Anyone else lost the desire for friends and socialising?
I'm honestly just not that interested anymore. I'll oblige people who initiate contact but I'll rarely seek it out myself.
It just all seems pointless to me at this stage. I have a few lingering problems in my mind that make it hard for me to stay present in the moment and just enjoy it, so even when socialising, part of me is somewhere else, which I guess is the main reason I lack enthusiasm for it now.
I do some jamming with one of my friends sometimes and occasionally I'll be invited to a party or something that I'll go to but other than that I'm relatively content keeping to myself. The only thing I do crave is a more romantic connection but I don't see how that can happen at this point in time given my circumstances and so socialising really just doesn't do much for me anymore.

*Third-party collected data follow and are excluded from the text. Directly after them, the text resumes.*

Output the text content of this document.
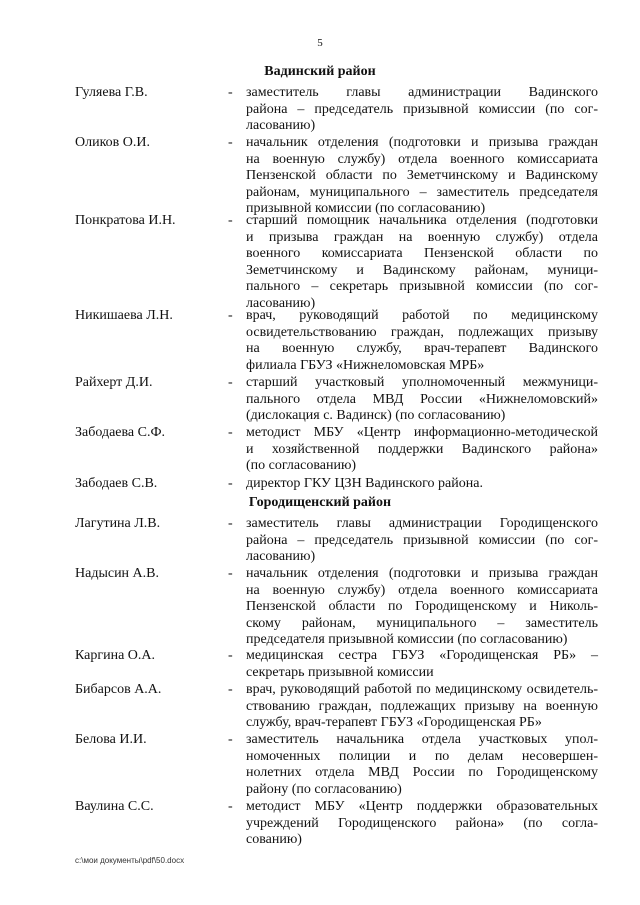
5
Вадинский район
Гуляева Г.В.	- заместитель главы администрации Вадинского
района – председатель призывной комиссии (по сог-
ласованию)
Оликов О.И.	- начальник отделения (подготовки и призыва граждан
на военную службу) отдела военного комиссариата
Пензенской области по Земетчинскому и Вадинскому
районам, муниципального – заместитель председателя
призывной комиссии (по согласованию)
Понкратова И.Н.	- старший помощник начальника отделения (подготовки
и призыва граждан на военную службу) отдела
военного комиссариата Пензенской области по
Земетчинскому и Вадинскому районам, муници-
пального – секретарь призывной комиссии (по сог-
ласованию)
Никишаева Л.Н.	- врач, руководящий работой по медицинскому
освидетельствованию граждан, подлежащих призыву
на военную службу, врач-терапевт Вадинского
филиала ГБУЗ «Нижнеломовская МРБ»
Райхерт Д.И.	- старший участковый уполномоченный межмуници-
пального отдела МВД России «Нижнеломовский»
(дислокация с. Вадинск) (по согласованию)
Забодаева С.Ф.	- методист МБУ «Центр информационно-методической
и хозяйственной поддержки Вадинского района»
(по согласованию)
Забодаев С.В.	- директор ГКУ ЦЗН Вадинского района.
Городищенский район
Лагутина Л.В.	- заместитель главы администрации Городищенского
района – председатель призывной комиссии (по сог-
ласованию)
Надысин А.В.	- начальник отделения (подготовки и призыва граждан
на военную службу) отдела военного комиссариата
Пензенской области по Городищенскому и Николь-
скому районам, муниципального – заместитель
председателя призывной комиссии (по согласованию)
Каргина О.А.	- медицинская сестра ГБУЗ «Городищенская РБ» –
секретарь призывной комиссии
Бибарсов А.А.	- врач, руководящий работой по медицинскому освидетель-
ствованию граждан, подлежащих призыву на военную
службу, врач-терапевт ГБУЗ «Городищенская РБ»
Белова И.И.	- заместитель начальника отдела участковых упол-
номоченных полиции и по делам несовершен-
нолетних отдела МВД России по Городищенскому
району (по согласованию)
Ваулина С.С.	- методист МБУ «Центр поддержки образовательных
учреждений Городищенского района» (по согла-
сованию)
c:\мои документы\pdf\50.docx
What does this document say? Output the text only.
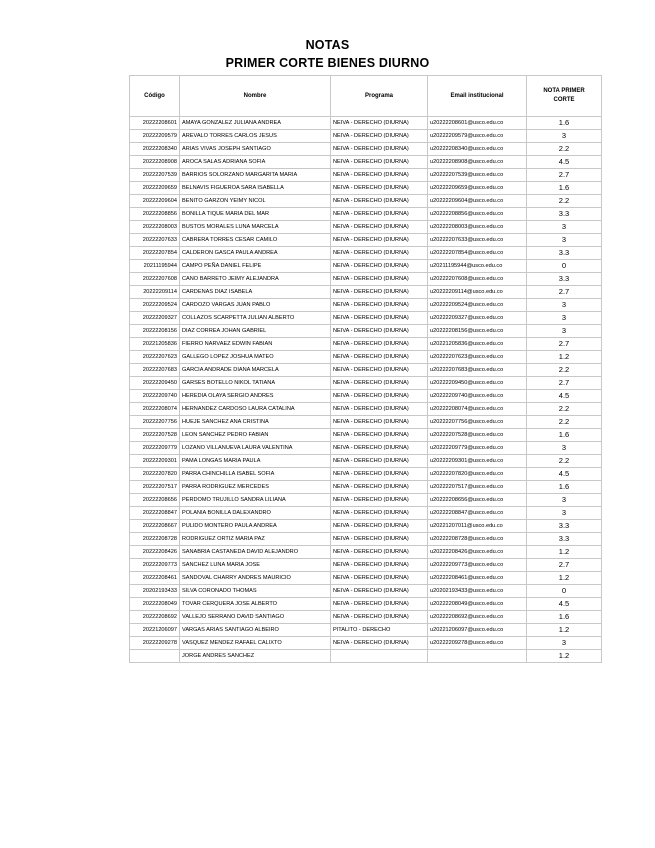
NOTAS
PRIMER CORTE BIENES DIURNO
Código	Nombre	Programa	Email institucional	NOTA PRIMER CORTE
20222208601	AMAYA GONZALEZ JULIANA ANDREA	NEIVA - DERECHO (DIURNA)	u20222208601@usco.edu.co	1.6
20222209579	AREVALO TORRES CARLOS JESUS	NEIVA - DERECHO (DIURNA)	u20222209579@usco.edu.co	3
20222208340	ARIAS VIVAS JOSEPH SANTIAGO	NEIVA - DERECHO (DIURNA)	u20222208340@usco.edu.co	2.2
20222208908	AROCA SALAS ADRIANA SOFIA	NEIVA - DERECHO (DIURNA)	u20222208908@usco.edu.co	4.5
20222207539	BARRIOS SOLORZANO MARGARITA MARIA	NEIVA - DERECHO (DIURNA)	u20222207539@usco.edu.co	2.7
20222209659	BELNAVIS FIGUEROA SARA ISABELLA	NEIVA - DERECHO (DIURNA)	u20222209659@usco.edu.co	1.6
20222209604	BENITO GARZON YEIMY NICOL	NEIVA - DERECHO (DIURNA)	u20222209604@usco.edu.co	2.2
20222208856	BONILLA TIQUE MARIA DEL MAR	NEIVA - DERECHO (DIURNA)	u20222208856@usco.edu.co	3.3
20222208003	BUSTOS MORALES LUNA MARCELA	NEIVA - DERECHO (DIURNA)	u20222208003@usco.edu.co	3
20222207633	CABRERA TORRES CESAR CAMILO	NEIVA - DERECHO (DIURNA)	u20222207633@usco.edu.co	3
20222207854	CALDERON GASCA PAULA ANDREA	NEIVA - DERECHO (DIURNA)	u20222207854@usco.edu.co	3.3
20211195944	CAMPO PEÑA DANIEL FELIPE	NEIVA - DERECHO (DIURNA)	u20211195944@usco.edu.co	0
20222207608	CANO BARRETO JEIMY ALEJANDRA	NEIVA - DERECHO (DIURNA)	u20222207608@usco.edu.co	3.3
20222209114	CARDENAS DIAZ ISABELA	NEIVA - DERECHO (DIURNA)	u20222209114@usco.edu.co	2.7
20222209524	CARDOZO VARGAS JUAN PABLO	NEIVA - DERECHO (DIURNA)	u20222209524@usco.edu.co	3
20222209327	COLLAZOS SCARPETTA JULIAN ALBERTO	NEIVA - DERECHO (DIURNA)	u20222209327@usco.edu.co	3
20222208156	DIAZ CORREA JOHAN GABRIEL	NEIVA - DERECHO (DIURNA)	u20222208156@usco.edu.co	3
20221205836	FIERRO NARVAEZ EDWIN FABIAN	NEIVA - DERECHO (DIURNA)	u20221205836@usco.edu.co	2.7
20222207623	GALLEGO LOPEZ JOSHUA MATEO	NEIVA - DERECHO (DIURNA)	u20222207623@usco.edu.co	1.2
20222207683	GARCIA ANDRADE DIANA MARCELA	NEIVA - DERECHO (DIURNA)	u20222207683@usco.edu.co	2.2
20222209450	GARSES BOTELLO NIKOL TATIANA	NEIVA - DERECHO (DIURNA)	u20222209450@usco.edu.co	2.7
20222209740	HEREDIA OLAYA SERGIO ANDRES	NEIVA - DERECHO (DIURNA)	u20222209740@usco.edu.co	4.5
20222208074	HERNANDEZ CARDOSO LAURA CATALINA	NEIVA - DERECHO (DIURNA)	u20222208074@usco.edu.co	2.2
20222207756	HUEJE SANCHEZ ANA CRISTINA	NEIVA - DERECHO (DIURNA)	u20222207756@usco.edu.co	2.2
20222207528	LEON SANCHEZ PEDRO FABIAN	NEIVA - DERECHO (DIURNA)	u20222207528@usco.edu.co	1.6
20222209779	LOZANO VILLANUEVA LAURA VALENTINA	NEIVA - DERECHO (DIURNA)	u20222209779@usco.edu.co	3
20222209301	PAMA LONGAS MARIA PAULA	NEIVA - DERECHO (DIURNA)	u20222209301@usco.edu.co	2.2
20222207820	PARRA CHINCHILLA ISABEL SOFIA	NEIVA - DERECHO (DIURNA)	u20222207820@usco.edu.co	4.5
20222207517	PARRA RODRIGUEZ MERCEDES	NEIVA - DERECHO (DIURNA)	u20222207517@usco.edu.co	1.6
20222208656	PERDOMO TRUJILLO SANDRA LILIANA	NEIVA - DERECHO (DIURNA)	u20222208656@usco.edu.co	3
20222208847	POLANIA BONILLA DALEXANDRO	NEIVA - DERECHO (DIURNA)	u20222208847@usco.edu.co	3
20222208667	PULIDO MONTERO PAULA ANDREA	NEIVA - DERECHO (DIURNA)	u20221207011@usco.edu.co	3.3
20222208728	RODRIGUEZ ORTIZ MARIA PAZ	NEIVA - DERECHO (DIURNA)	u20222208728@usco.edu.co	3.3
20222208426	SANABRIA CASTANEDA DAVID ALEJANDRO	NEIVA - DERECHO (DIURNA)	u20222208426@usco.edu.co	1.2
20222209773	SANCHEZ LUNA MARIA JOSE	NEIVA - DERECHO (DIURNA)	u20222209773@usco.edu.co	2.7
20222208461	SANDOVAL CHARRY ANDRES MAURICIO	NEIVA - DERECHO (DIURNA)	u20222208461@usco.edu.co	1.2
20202193433	SILVA CORONADO THOMAS	NEIVA - DERECHO (DIURNA)	u20202193433@usco.edu.co	0
20222208049	TOVAR CERQUERA JOSE ALBERTO	NEIVA - DERECHO (DIURNA)	u20222208049@usco.edu.co	4.5
20222208692	VALLEJO SERRANO DAVID SANTIAGO	NEIVA - DERECHO (DIURNA)	u20222208692@usco.edu.co	1.6
20221206097	VARGAS ARIAS SANTIAGO ALBEIRO	PITALITO - DERECHO	u20221206097@usco.edu.co	1.2
20222209278	VASQUEZ MENDEZ RAFAEL CALIXTO	NEIVA - DERECHO (DIURNA)	u20222209278@usco.edu.co	3
	JORGE ANDRES SANCHEZ			1.2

Anyone in a similar situation?
I do relate to you in the sense that I like to have a lot of time to myself, but I still do my best to socialize and bond with people. I've grown to know my limits when it comes to spending time with other people, though, and I try not to push past them.
I used to actively pursue friendships, but nowadays, I just sort of let them form naturally. However, that's not to say I've stopped actively pursuing them. I do still pursue friendships, only my methods have become more passive recently, for better or worse. I'm not the one to go "hey, we should hang out" - it's other people who do it most of the time. But if I get invited somewhere, I'll happily oblige.
_________________
“They laugh at me because I'm different; I laugh at them because they're all the same.”
― Kurt Cobain
I think its partly being a young adult with autism. When I was in my late teens I couldn't see how I could fit into the Normal world and making friends just seemed like such a challenge that I lost the desire. Now in my late twenties I have no friends or social life what so ever and do crave friendship once more.

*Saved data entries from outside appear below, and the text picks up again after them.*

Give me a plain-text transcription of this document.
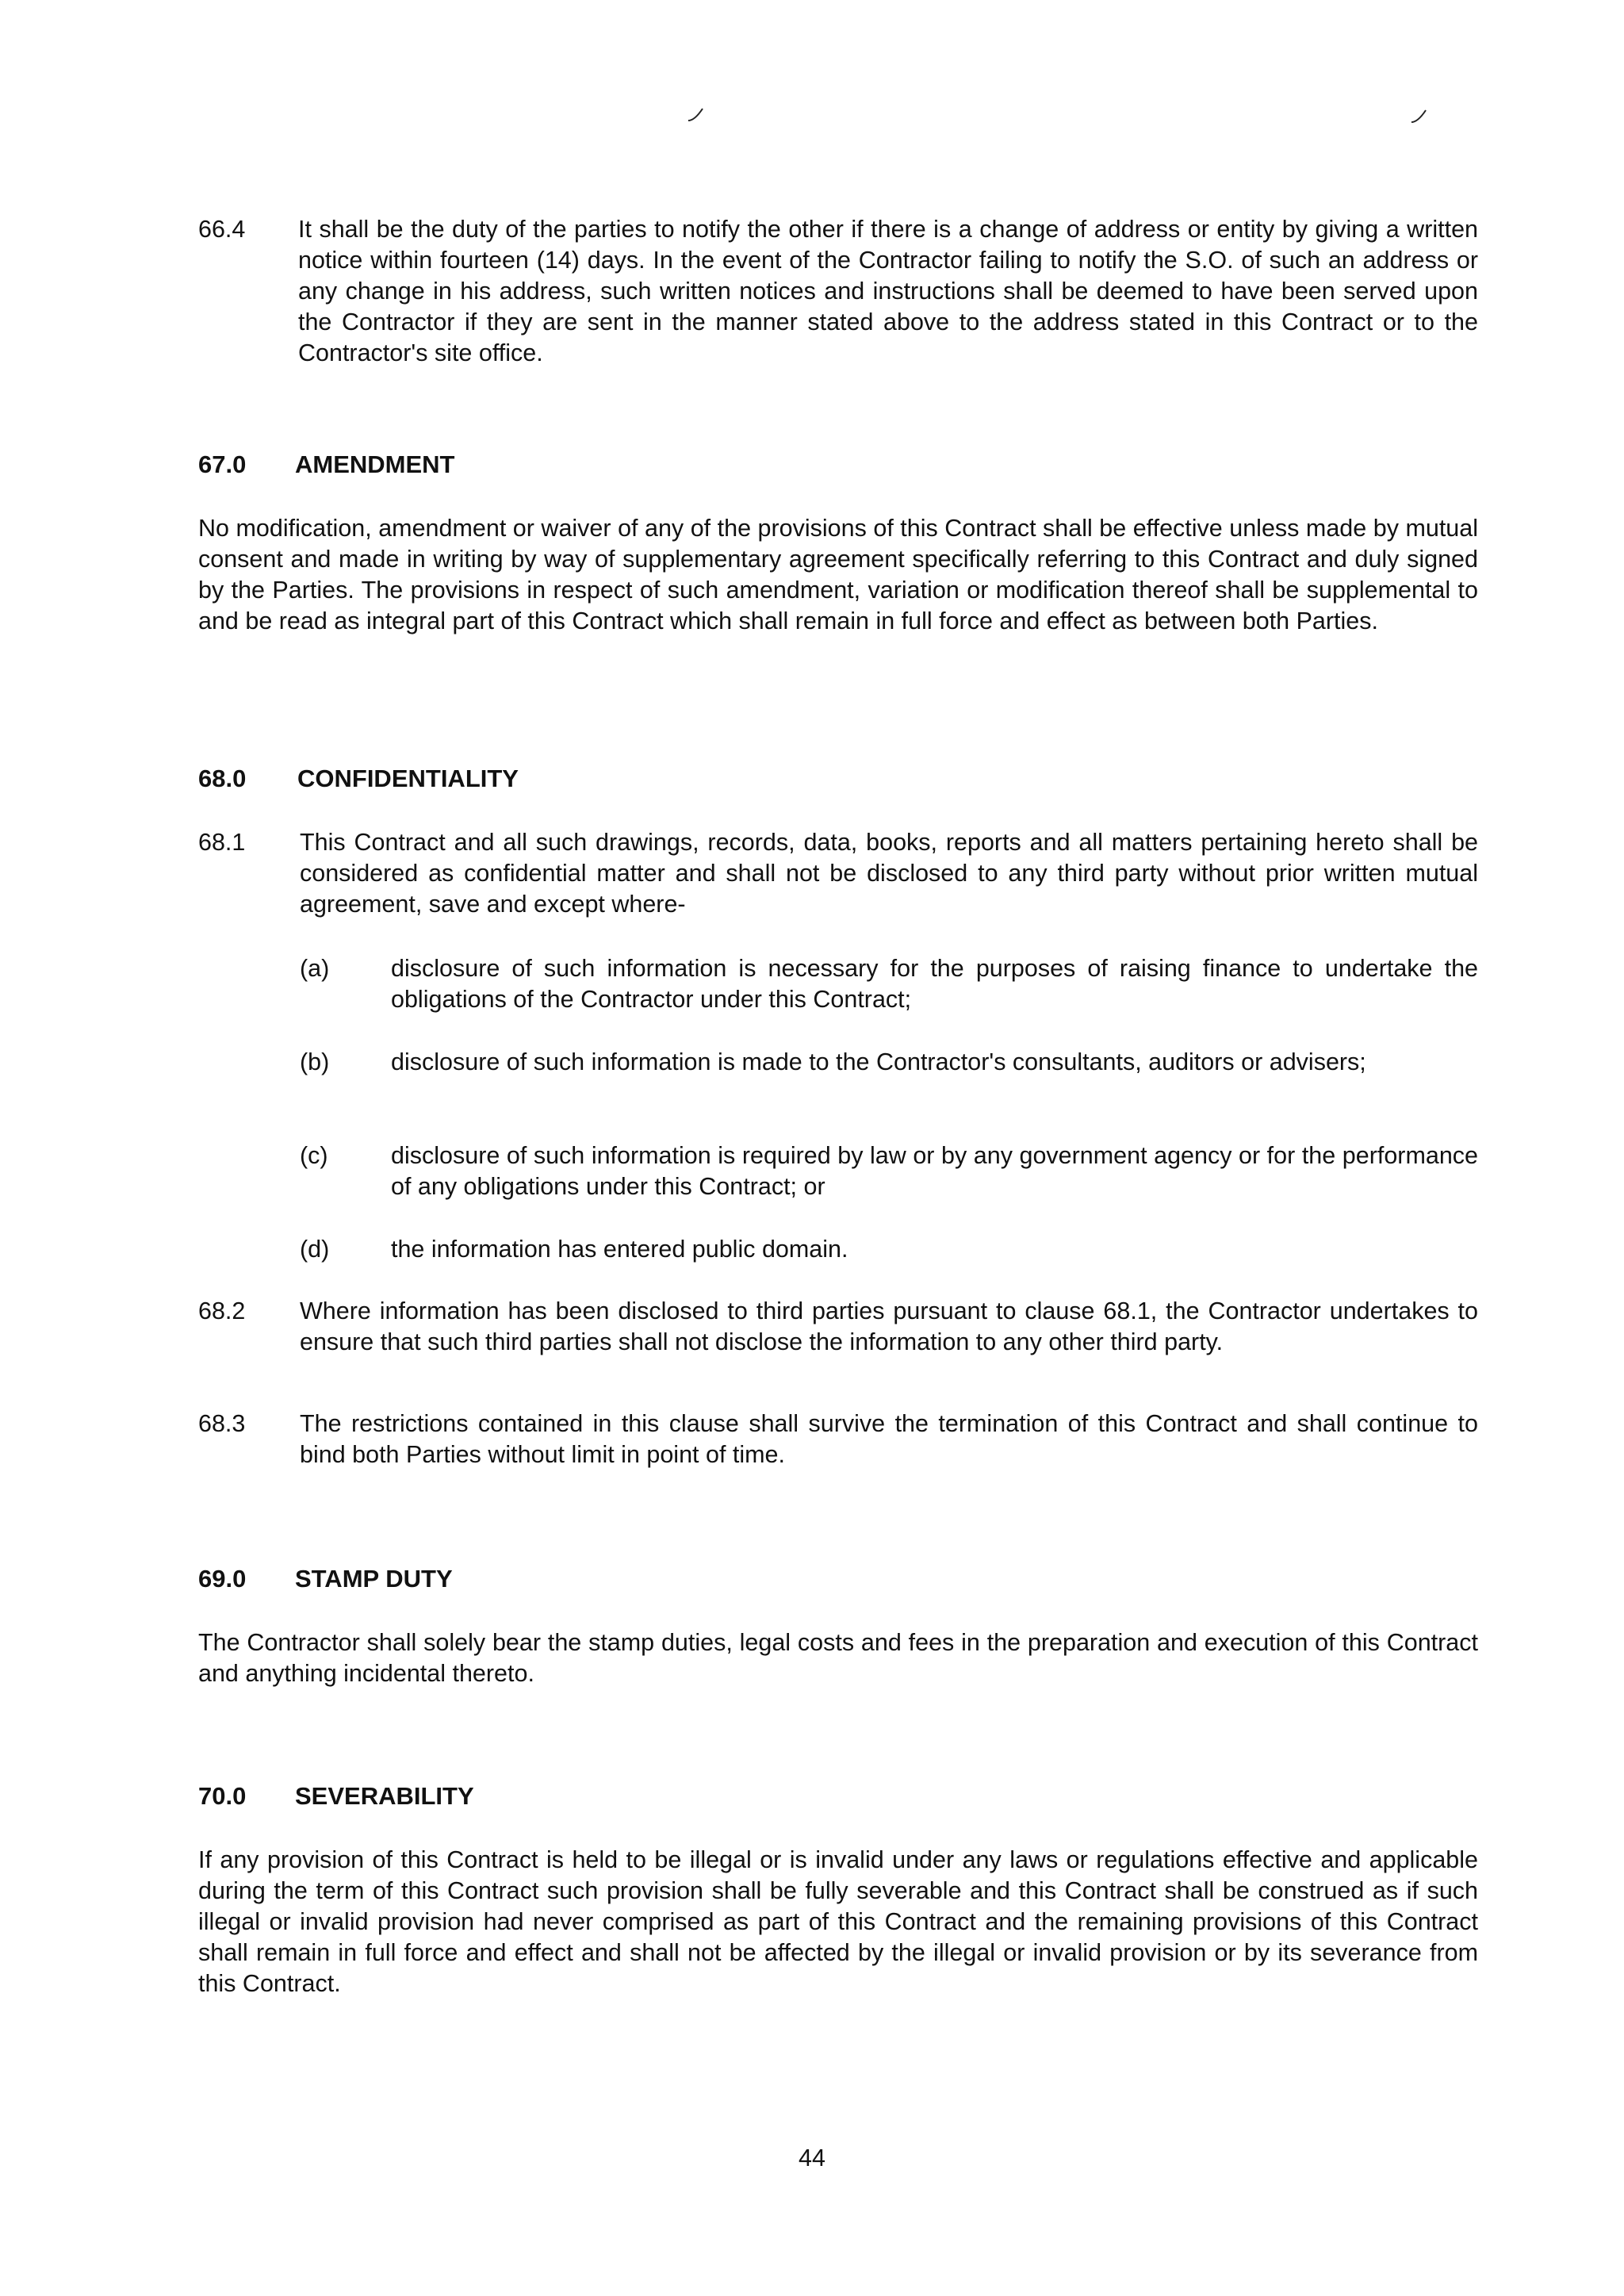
66.4 It shall be the duty of the parties to notify the other if there is a change of address or entity by giving a written notice within fourteen (14) days. In the event of the Contractor failing to notify the S.O. of such an address or any change in his address, such written notices and instructions shall be deemed to have been served upon the Contractor if they are sent in the manner stated above to the address stated in this Contract or to the Contractor's site office.
67.0 AMENDMENT
No modification, amendment or waiver of any of the provisions of this Contract shall be effective unless made by mutual consent and made in writing by way of supplementary agreement specifically referring to this Contract and duly signed by the Parties. The provisions in respect of such amendment, variation or modification thereof shall be supplemental to and be read as integral part of this Contract which shall remain in full force and effect as between both Parties.
68.0 CONFIDENTIALITY
68.1 This Contract and all such drawings, records, data, books, reports and all matters pertaining hereto shall be considered as confidential matter and shall not be disclosed to any third party without prior written mutual agreement, save and except where-
(a)	disclosure of such information is necessary for the purposes of raising finance to undertake the obligations of the Contractor under this Contract;
(b)	disclosure of such information is made to the Contractor's consultants, auditors or advisers;
(c)	disclosure of such information is required by law or by any government agency or for the performance of any obligations under this Contract; or
(d)	the information has entered public domain.
68.2 Where information has been disclosed to third parties pursuant to clause 68.1, the Contractor undertakes to ensure that such third parties shall not disclose the information to any other third party.
68.3 The restrictions contained in this clause shall survive the termination of this Contract and shall continue to bind both Parties without limit in point of time.
69.0 STAMP DUTY
The Contractor shall solely bear the stamp duties, legal costs and fees in the preparation and execution of this Contract and anything incidental thereto.
70.0 SEVERABILITY
If any provision of this Contract is held to be illegal or is invalid under any laws or regulations effective and applicable during the term of this Contract such provision shall be fully severable and this Contract shall be construed as if such illegal or invalid provision had never comprised as part of this Contract and the remaining provisions of this Contract shall remain in full force and effect and shall not be affected by the illegal or invalid provision or by its severance from this Contract.
44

I'm kinda stuck in the middle. A part of me just wants to accept that I'm a loner, since I've always been one. You know to accept and embrace who I am, but there is a part of me that's really in need of some love and attention. I'm not sure what to do really. Being a loner is easy but leaves me empty, and being sociable is very hard work for me but will fill the void.

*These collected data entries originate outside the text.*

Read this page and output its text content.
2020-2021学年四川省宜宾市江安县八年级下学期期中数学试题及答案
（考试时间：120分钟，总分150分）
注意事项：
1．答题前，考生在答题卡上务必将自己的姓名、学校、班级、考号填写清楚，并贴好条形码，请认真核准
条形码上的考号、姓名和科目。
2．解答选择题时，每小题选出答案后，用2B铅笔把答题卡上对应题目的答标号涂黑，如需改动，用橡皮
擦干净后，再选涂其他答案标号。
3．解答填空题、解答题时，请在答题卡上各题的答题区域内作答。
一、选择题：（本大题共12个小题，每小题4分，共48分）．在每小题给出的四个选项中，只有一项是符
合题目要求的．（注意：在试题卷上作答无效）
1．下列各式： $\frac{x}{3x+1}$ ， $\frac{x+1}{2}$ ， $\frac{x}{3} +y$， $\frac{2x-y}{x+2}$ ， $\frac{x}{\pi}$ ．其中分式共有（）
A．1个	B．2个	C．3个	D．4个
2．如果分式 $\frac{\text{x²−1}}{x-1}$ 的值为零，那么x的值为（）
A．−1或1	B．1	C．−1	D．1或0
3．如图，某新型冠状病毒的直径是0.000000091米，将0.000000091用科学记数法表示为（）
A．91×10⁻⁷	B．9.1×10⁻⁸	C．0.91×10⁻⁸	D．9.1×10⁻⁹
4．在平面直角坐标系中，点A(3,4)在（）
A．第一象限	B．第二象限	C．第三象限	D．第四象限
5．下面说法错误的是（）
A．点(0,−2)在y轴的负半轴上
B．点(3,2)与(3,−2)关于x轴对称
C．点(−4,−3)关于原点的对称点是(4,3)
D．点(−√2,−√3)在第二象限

I guess there is a part of me that just hopes I can get what I want i.e, friendship or relationship without the need to push myself out of my comfort zone, like someone will just magically enter my life, but deep down I know that's not gonna happen.
I guess there is a part of me that just hopes I can get what I want i.e, friendship or relationship without the need to push myself out of my comfort zone, like someone will just magically enter my life, but deep down I know that's not gonna happen.
I used to think I was alone but now I just think I was used to being alone. When I was with friends I was happy, when I was around people who were not friends I was stressed out.
My view is that a healthy friendship requires as a minimum (on both part):
honesty, independence, awareness of the other's needs, will to help, build and share, tolerance, respect
...I don't think there are many people who reach the minimum
so, I prefer spending time on activities I like
I have never had friends, I don't know what it is like, I have no ideas how you make friends, for me people is something you have to deal with.
I still desire it a little bit, but I'd never be interested in hanging out with a large group at a bar which seems to be what most people do around here. I also work a second shift job that makes it awkward to meet people at odd hours.
I'm thinking about visiting a local coffee shop to see if there is a community board for events or meetups there.
I'm thinking about visiting a local coffee shop to see if there is a community board for events or meetups there.
I think bars are what killed socialising for me I never had the money or the desire to go out drinking so never did it.